W tym sezonie licencję zdał twój brat - Bartek i od razu zaliczył kilka świetnych występów. Jak oceniasz postępy brata? Czy w przyszłym sezonie podstawową parę juniorską stworzą bracia Zmarzlikowie?

- Bartek już przed licencją udowadniał na treningach, że potrafi się skutecznie ścigać lecz wszyscy zadawali sobie pytanie czy w zawodach będzie tak samo. Jak widać po wynikach, Bartek od swojego pierwszego występu w zawodach jeździ rewelacyjnie i nie są to jedne czy dwa dobre występy, ale w każdych zawodach w których jedzie, jedzie bardzo równo i zajmuje czołowe miejsca. Jest on jednym z niewielu 15-latków, którzy jeżdżą w zawodach, a potrafi już wygrywać z o wiele bardziej doświadczonymi zawodnikami. Naprawdę bardzo będzie fajnie jeżeli to właśnie on i ja będziemy podstawowymi juniorami w drużynie Stali Gorzów. Na pewno obaj będziemy ciężko pracować i starać się, aby tak było.

Przed nami długa zima. Masz już jakieś plany na okres przygotowawczy?

- Plan jest taki aby jak najszybciej dojść do pełni zdrowia i móc się jak najlepiej przygotować do sezonu.

Sezon 2011 będzie twoim ostatnim w gronie juniorów. Z jakimi nadziejami przystąpisz do przyszłorocznych rozgrywek?

- Czas płynie szybko i przyszły rok będzie ostatnim w gronie juniorów. Mam nadzieję, że do sezonu przystąpię w pełni sprawny i będę mógł skutecznie się ścigać bez śladu kontuzji.

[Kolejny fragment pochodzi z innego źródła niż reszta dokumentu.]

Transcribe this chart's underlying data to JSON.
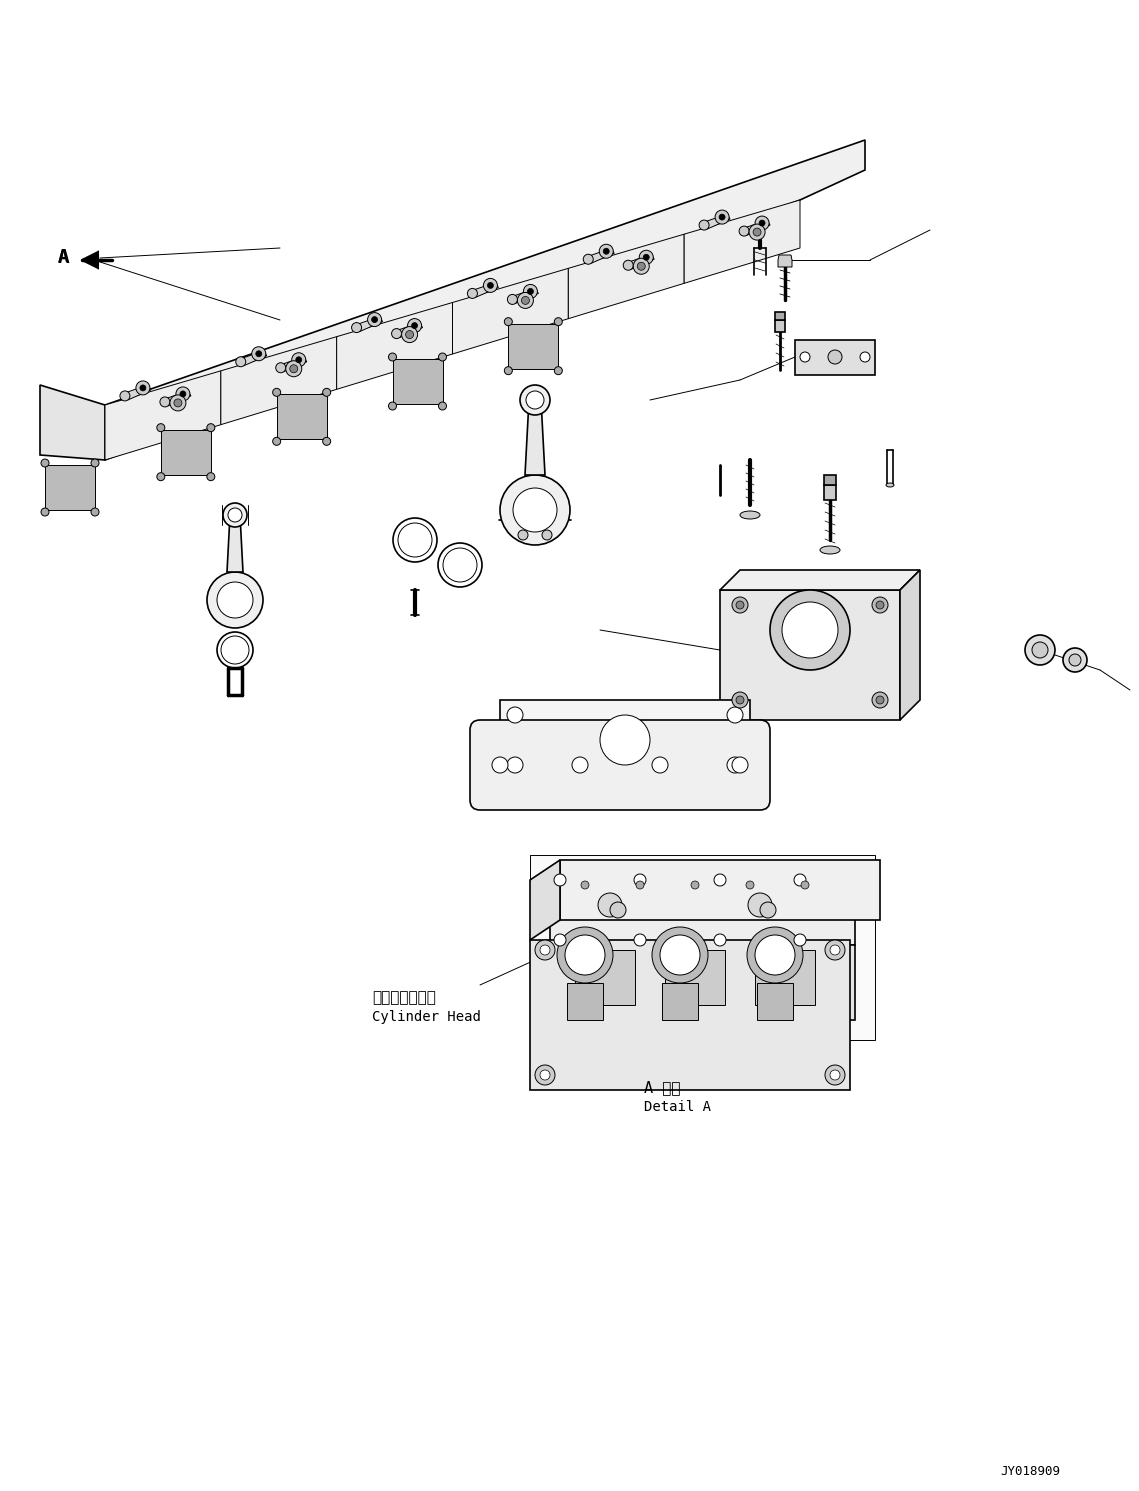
{
  "background_color": "#ffffff",
  "line_color": "#000000",
  "fig_width": 11.39,
  "fig_height": 14.91,
  "dpi": 100,
  "label_A": "A",
  "label_detail": "A 詳細",
  "label_detail_en": "Detail A",
  "label_cylinder_head_jp": "シリンダヘッド",
  "label_cylinder_head_en": "Cylinder Head",
  "label_drawing_number": "JY018909",
  "font_size_label": 10,
  "font_size_small": 8,
  "font_size_drawing": 9
}
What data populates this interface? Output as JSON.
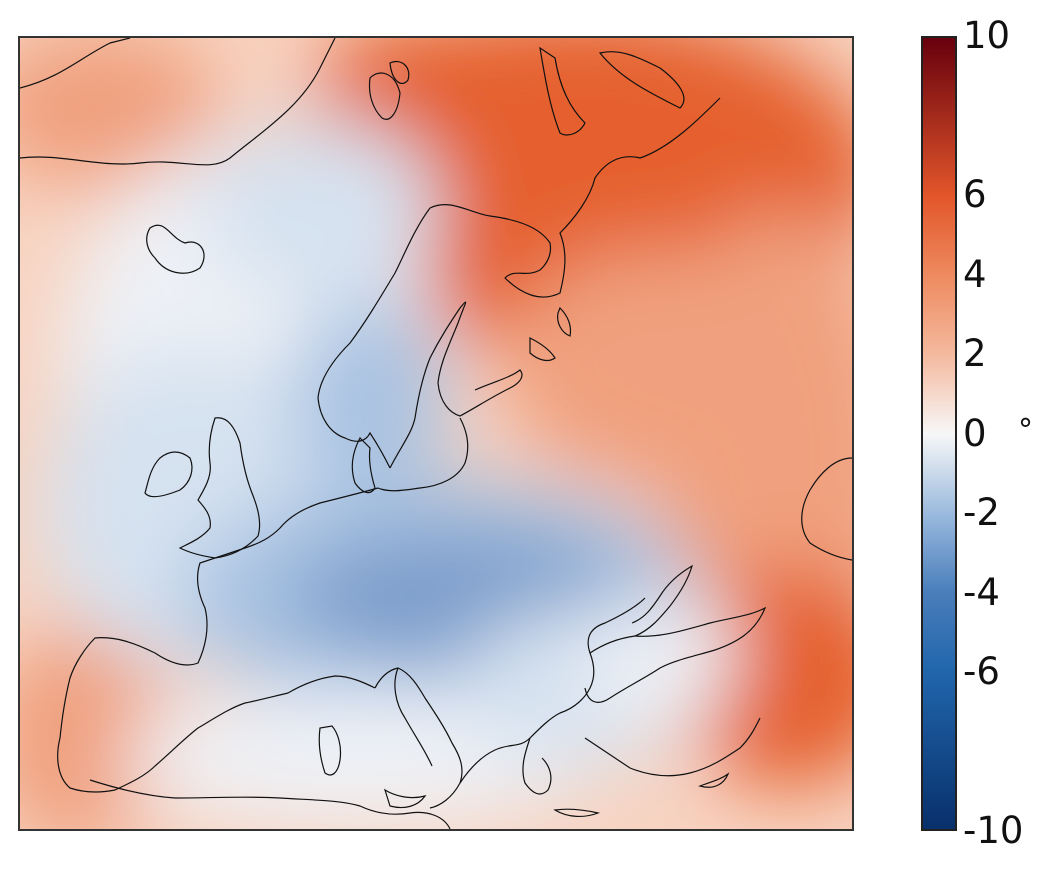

Na pewno muszę się pokazać z dobrej strony i jechać bardzo dobrze w każdych zawodach, aby znaleźć miejsce w drużynie w sezonie 2012 na pozycji seniora. Zrobię wszystko i będę ciężko pracować aby tak było. Chciałbym podziękować zarządowi Stali Gorzów za to, że interesowali się moim stanem zdrowia oraz kibicom. To jest naprawdę miłe, że o mnie pamiętali i swoją postawą w przyszłym sezonie będę chciał im za to podziękować. Dziękuję również sponsorom, którzy byli ze mną i pomagali mi w trakcie sezonu. Chciałbym też pozdrowić kibiców z całej Polski. Do zobaczenia na stadionach w przyszłym sezonie. Trzymajcie za mnie i brata kciuki.